Aos 20 anos, Gabriela Delazeri já vive uma rotina que muitos só imaginam: o volante do caminhão. Antes mesmo do amanhecer, ela assume o volante e percorre as estradas da região coletando leite. É uma das poucas mulheres leiteiras em atividade, e seu trabalho chama atenção pelo profissionalismo, pela dedicação e, principalmente, pela coragem de abrir caminho em um espaço historicamente masculino.
Gabriela começou oficialmente na área em 1º de agosto, quando surgiu a oportunidade de assumir uma rota. Mas, segundo ela, a vontade já existia muito antes. “Sempre tive paixão por caminhões.
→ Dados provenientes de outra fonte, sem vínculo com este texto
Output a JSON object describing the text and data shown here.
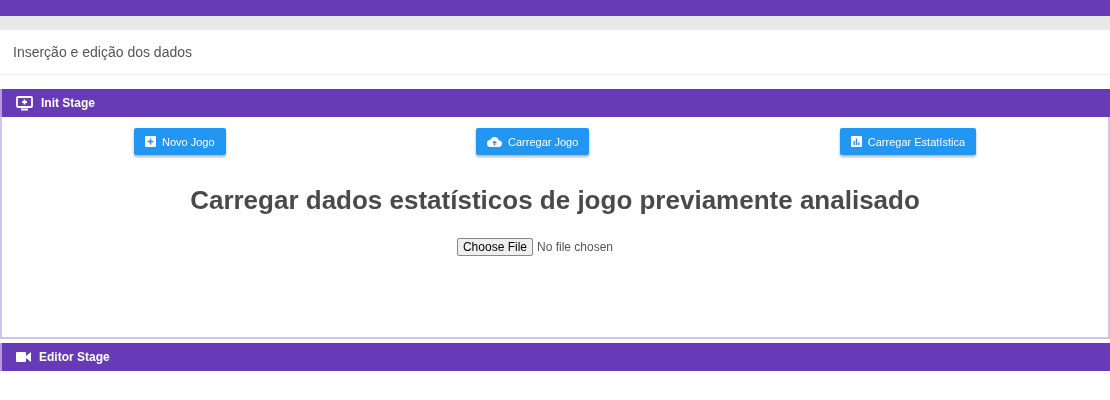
{
  "page_title": "Inserção e edição dos dados",
  "stages": [
    {
      "title": "Init Stage",
      "expanded": true,
      "buttons": [
        {
          "label": "Novo Jogo"
        },
        {
          "label": "Carregar Jogo"
        },
        {
          "label": "Carregar Estatística"
        }
      ],
      "heading": "Carregar dados estatísticos de jogo previamente analisado",
      "file_input": {
        "button": "Choose File",
        "status": "No file chosen"
      }
    },
    {
      "title": "Editor Stage",
      "expanded": false
    }
  ]
}
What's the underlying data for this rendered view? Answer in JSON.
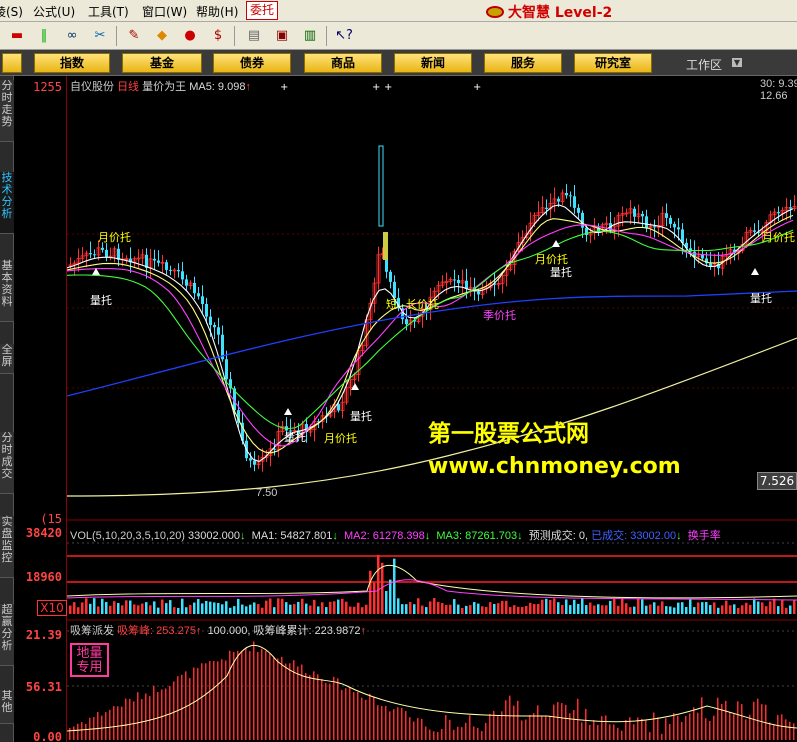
{
  "menubar": {
    "items": [
      {
        "label": "绫(S)",
        "id": "s"
      },
      {
        "label": "公式(U)",
        "id": "u"
      },
      {
        "label": "工具(T)",
        "id": "t"
      },
      {
        "label": "窗口(W)",
        "id": "w"
      },
      {
        "label": "帮助(H)",
        "id": "h"
      }
    ],
    "highlight": "委托",
    "brand": "大智慧 Level-2"
  },
  "toolbar": {
    "icons": [
      "chart-bars-icon",
      "binoculars-icon",
      "tools-icon",
      "pen-icon",
      "diamond-icon",
      "flag-icon",
      "dollar-icon",
      "clipboard-icon",
      "window-icon",
      "book-icon",
      "help-cursor-icon"
    ]
  },
  "nav": {
    "buttons": [
      "指数",
      "基金",
      "债券",
      "商品",
      "新闻",
      "服务",
      "研究室"
    ],
    "workarea": "工作区"
  },
  "sidebar": {
    "tabs": [
      {
        "label": "分时走势",
        "active": false
      },
      {
        "label": "技术分析",
        "active": true
      },
      {
        "label": "基本资料",
        "active": false
      },
      {
        "label": "全屏",
        "active": false
      },
      {
        "label": "分时成交",
        "active": false
      },
      {
        "label": "实盘监控",
        "active": false
      },
      {
        "label": "超赢分析",
        "active": false
      },
      {
        "label": "其他",
        "active": false
      }
    ]
  },
  "main_chart": {
    "stock": "自仪股份",
    "period": "日线",
    "indicator": "量价为王",
    "ma5": "MA5: 9.098",
    "right_top_1": "30: 9.39",
    "right_top_2": "12.66",
    "y_top": "1255",
    "y_bottom": "(15",
    "low_label": "7.50",
    "current_price": "7.526",
    "annotations": [
      {
        "text": "量托",
        "color": "#ffffff"
      },
      {
        "text": "月价托",
        "color": "#ffff00"
      },
      {
        "text": "量托",
        "color": "#ffffff"
      },
      {
        "text": "月价托",
        "color": "#ffff00"
      },
      {
        "text": "量托",
        "color": "#ffffff"
      },
      {
        "text": "短",
        "color": "#ffff00"
      },
      {
        "text": "长价托",
        "color": "#ffff00"
      },
      {
        "text": "季价托",
        "color": "#ff44ff"
      },
      {
        "text": "月价托",
        "color": "#ffff00"
      },
      {
        "text": "量托",
        "color": "#ffffff"
      },
      {
        "text": "月价托",
        "color": "#ffff00"
      },
      {
        "text": "量托",
        "color": "#ffffff"
      }
    ]
  },
  "watermark": {
    "title": "第一股票公式网",
    "url": "www.chnmoney.com"
  },
  "volume_panel": {
    "header": "VOL(5,10,20,3,5,10,20)",
    "value": "33002.000",
    "ma1": "MA1: 54827.801",
    "ma2": "MA2: 61278.398",
    "ma3": "MA3: 87261.703",
    "forecast": "预测成交: 0,",
    "done": "已成交: 33002.00",
    "turnover": "换手率",
    "y1": "38420",
    "y2": "18960",
    "unit": "X10"
  },
  "chip_panel": {
    "title": "吸筹派发",
    "peak": "吸筹峰: 253.275",
    "value": "100.000,",
    "cumulative": "吸筹峰累计: 223.9872",
    "y1": "21.39",
    "y2": "56.31",
    "y3": "0.00",
    "badge_line1": "地量",
    "badge_line2": "专用"
  },
  "colors": {
    "up": "#ff3030",
    "down": "#40e0ff",
    "ma_white": "#ffffff",
    "ma_yellow": "#ffff80",
    "ma_magenta": "#ff40ff",
    "ma_green": "#40ff40",
    "ma_blue": "#2040ff",
    "ma_long": "#f0f0a0"
  }
}
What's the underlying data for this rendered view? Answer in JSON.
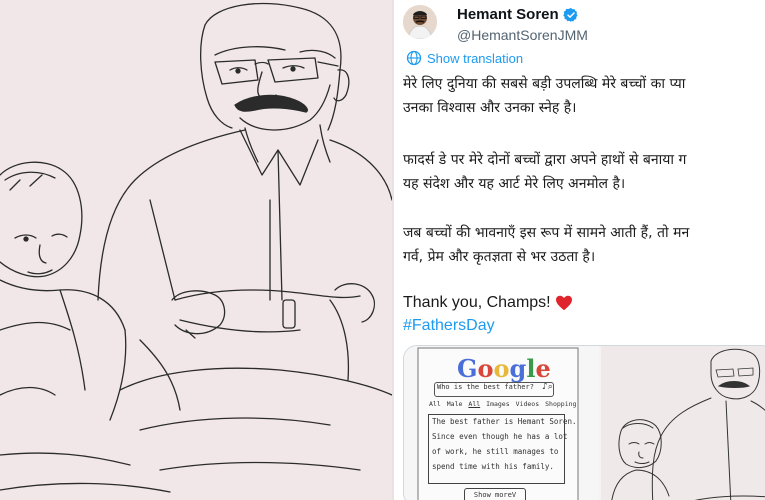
{
  "tweet": {
    "display_name": "Hemant Soren",
    "handle": "@HemantSorenJMM",
    "verified": true,
    "show_translation": "Show translation",
    "paragraphs": [
      [
        "मेरे लिए दुनिया की सबसे बड़ी उपलब्धि मेरे बच्चों का प्या",
        "उनका विश्वास और उनका स्नेह है।"
      ],
      [
        "फादर्स डे पर मेरे दोनों बच्चों द्वारा अपने हाथों से बनाया ग",
        "यह संदेश और यह आर्ट मेरे लिए अनमोल है।"
      ],
      [
        "जब बच्चों की भावनाएँ इस रूप में सामने आती हैं, तो मन",
        "गर्व, प्रेम और कृतज्ञता से भर उठता है।"
      ]
    ],
    "thanks": "Thank you, Champs!",
    "heart_icon": "red-heart-icon",
    "hashtag": "#FathersDay",
    "colors": {
      "link": "#1d9bf0",
      "verified": "#1d9bf0",
      "heart": "#e0242b"
    }
  },
  "media": {
    "drawing": {
      "logo": [
        "G",
        "o",
        "o",
        "g",
        "l",
        "e"
      ],
      "logo_colors": [
        "#4a6fd8",
        "#d9473a",
        "#e8b83a",
        "#4a6fd8",
        "#3a9a4a",
        "#d9473a"
      ],
      "search_query": "Who is the best father?",
      "tabs": [
        "All",
        "Male",
        "All",
        "Images",
        "Videos",
        "Shopping"
      ],
      "result_lines": [
        "The best father is Hemant Soren.",
        "Since even though he has a lot",
        "of work, he still manages to",
        "spend time with his family."
      ],
      "show_more": "Show moreV"
    }
  }
}
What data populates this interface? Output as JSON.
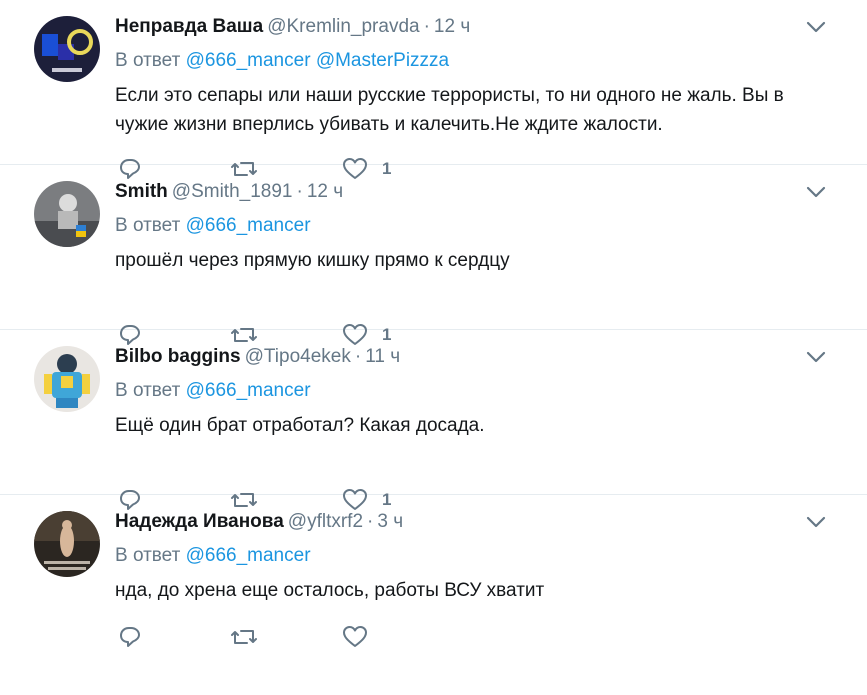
{
  "tweets": [
    {
      "name": "Неправда Ваша",
      "handle": "@Kremlin_pravda",
      "dot": "·",
      "time": "12 ч",
      "reply_prefix": "В ответ",
      "mentions": [
        "@666_mancer",
        "@MasterPizzza"
      ],
      "text": "Если это сепары или наши русские террористы, то ни одного не жаль. Вы в чужие жизни вперлись убивать и калечить.Не ждите жалости.",
      "likes": "1"
    },
    {
      "name": "Smith",
      "handle": "@Smith_1891",
      "dot": "·",
      "time": "12 ч",
      "reply_prefix": "В ответ",
      "mentions": [
        "@666_mancer"
      ],
      "text": "прошёл через прямую кишку прямо к сердцу",
      "likes": "1"
    },
    {
      "name": "Bilbo baggins",
      "handle": "@Tipo4ekek",
      "dot": "·",
      "time": "11 ч",
      "reply_prefix": "В ответ",
      "mentions": [
        "@666_mancer"
      ],
      "text": "Ещё один брат отработал? Какая досада.",
      "likes": "1"
    },
    {
      "name": "Надежда Иванова",
      "handle": "@yfltxrf2",
      "dot": "·",
      "time": "3 ч",
      "reply_prefix": "В ответ",
      "mentions": [
        "@666_mancer"
      ],
      "text": "нда, до хрена еще осталось, работы ВСУ хватит",
      "likes": ""
    }
  ],
  "icons": {
    "reply": "reply-icon",
    "retweet": "retweet-icon",
    "like": "like-icon",
    "more": "chevron-down-icon"
  },
  "colors": {
    "text": "#14171a",
    "muted": "#657786",
    "link": "#1b95e0",
    "divider": "#e6ecf0"
  }
}
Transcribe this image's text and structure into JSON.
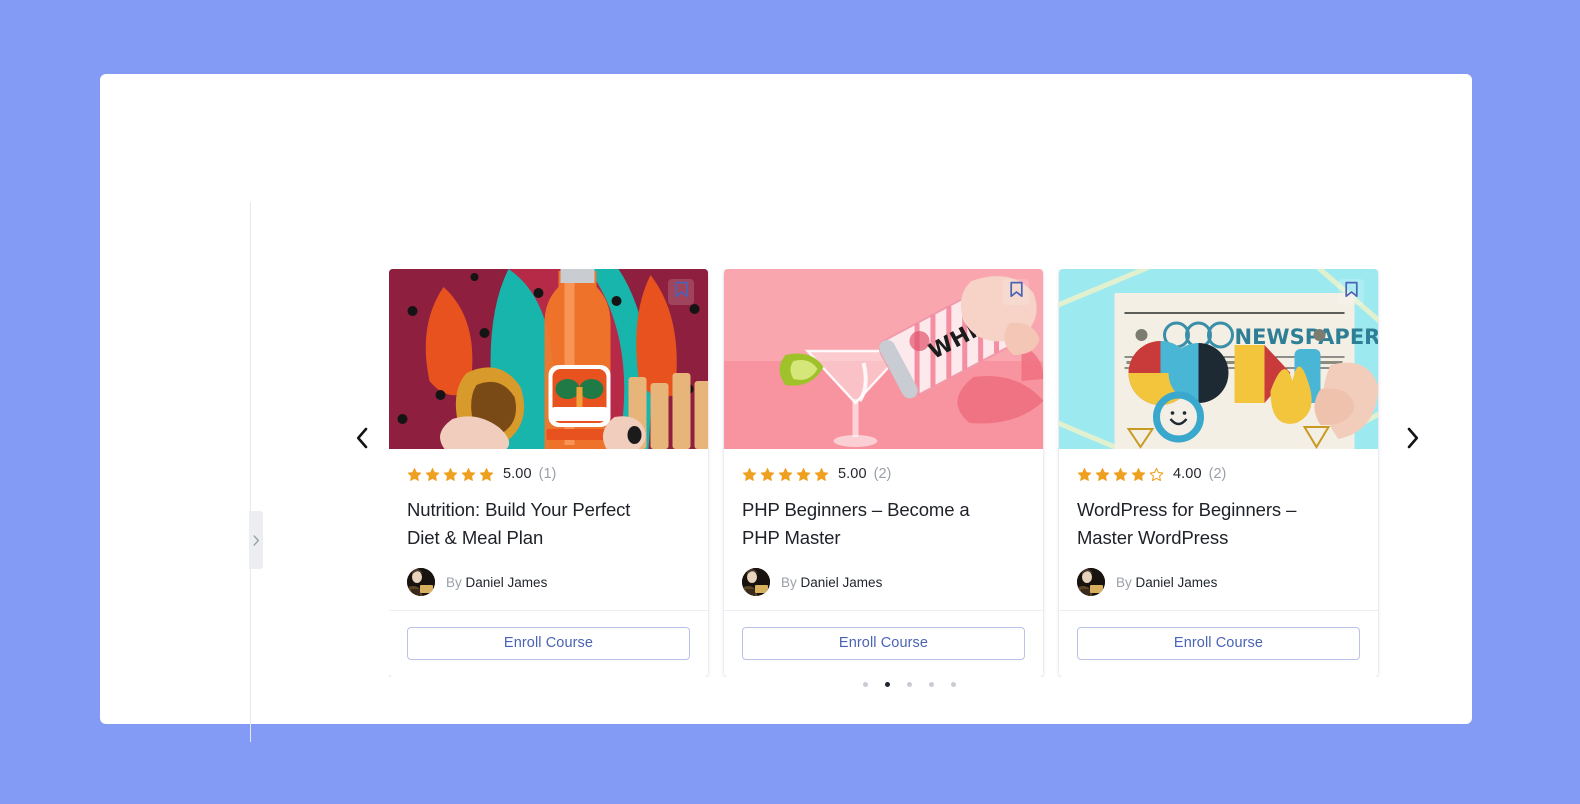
{
  "theme": {
    "page_background": "#849bf5",
    "sheet_background": "#ffffff",
    "star_color": "#efa020",
    "enroll_text_color": "#4a63b5",
    "enroll_border_color": "#b9c2e8",
    "bookmark_color": "#4a63b5",
    "active_dot_color": "#20242b",
    "inactive_dot_color": "#c9ccd2"
  },
  "carousel": {
    "prev_label": "‹",
    "next_label": "›",
    "prev_icon": "chevron-left-icon",
    "next_icon": "chevron-right-icon",
    "rail_tab_icon": "chevron-right-icon",
    "dots": [
      {
        "active": false
      },
      {
        "active": true
      },
      {
        "active": false
      },
      {
        "active": false
      },
      {
        "active": false
      }
    ],
    "cards": [
      {
        "rating_stars_filled": 5,
        "rating_value": "5.00",
        "rating_count": "(1)",
        "title": "Nutrition: Build Your Perfect Diet & Meal Plan",
        "author_prefix": "By",
        "author_name": "Daniel James",
        "enroll_label": "Enroll Course",
        "bookmark_icon": "bookmark-icon",
        "thumb_alt": "taco-and-jarritos-soda-photo"
      },
      {
        "rating_stars_filled": 5,
        "rating_value": "5.00",
        "rating_count": "(2)",
        "title": "PHP Beginners – Become a PHP Master",
        "author_prefix": "By",
        "author_name": "Daniel James",
        "enroll_label": "Enroll Course",
        "bookmark_icon": "bookmark-icon",
        "thumb_alt": "pink-cocktail-pour-photo"
      },
      {
        "rating_stars_filled": 4,
        "rating_value": "4.00",
        "rating_count": "(2)",
        "title": "WordPress for Beginners – Master WordPress",
        "author_prefix": "By",
        "author_name": "Daniel James",
        "enroll_label": "Enroll Course",
        "bookmark_icon": "bookmark-icon",
        "thumb_alt": "good-newspaper-photo"
      }
    ]
  }
}
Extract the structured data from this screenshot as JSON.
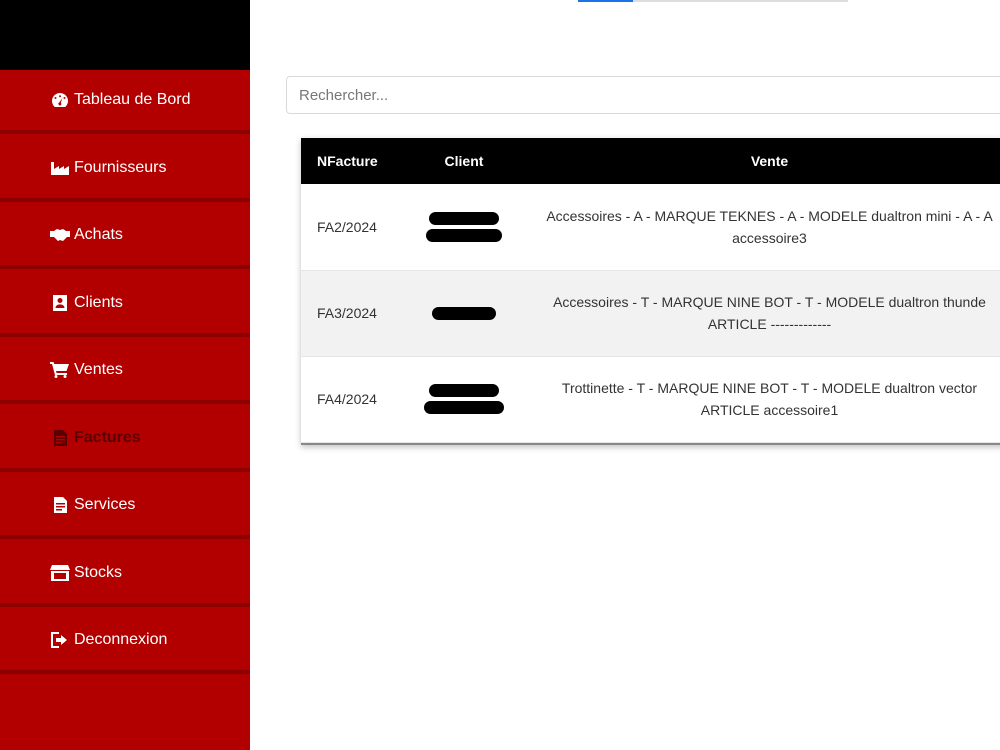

Desde pequena eu achava lindo e sentia que aquilo um dia faria parte da minha vida”, conta.
Sem referência familiar — já que é a única da família ligada ao transporte —, Gabriela tomou a decisão por conta própria. “Foi uma escolha minha, um sonho meu”, reforça.
O primeiro dia na estrada, ela lembra bem: um misto de ansiedade e desafio. “Tudo era novidade, mas eu fui com a mente firme, sabendo que cada obstáculo faria parte do aprendizado”, relembra.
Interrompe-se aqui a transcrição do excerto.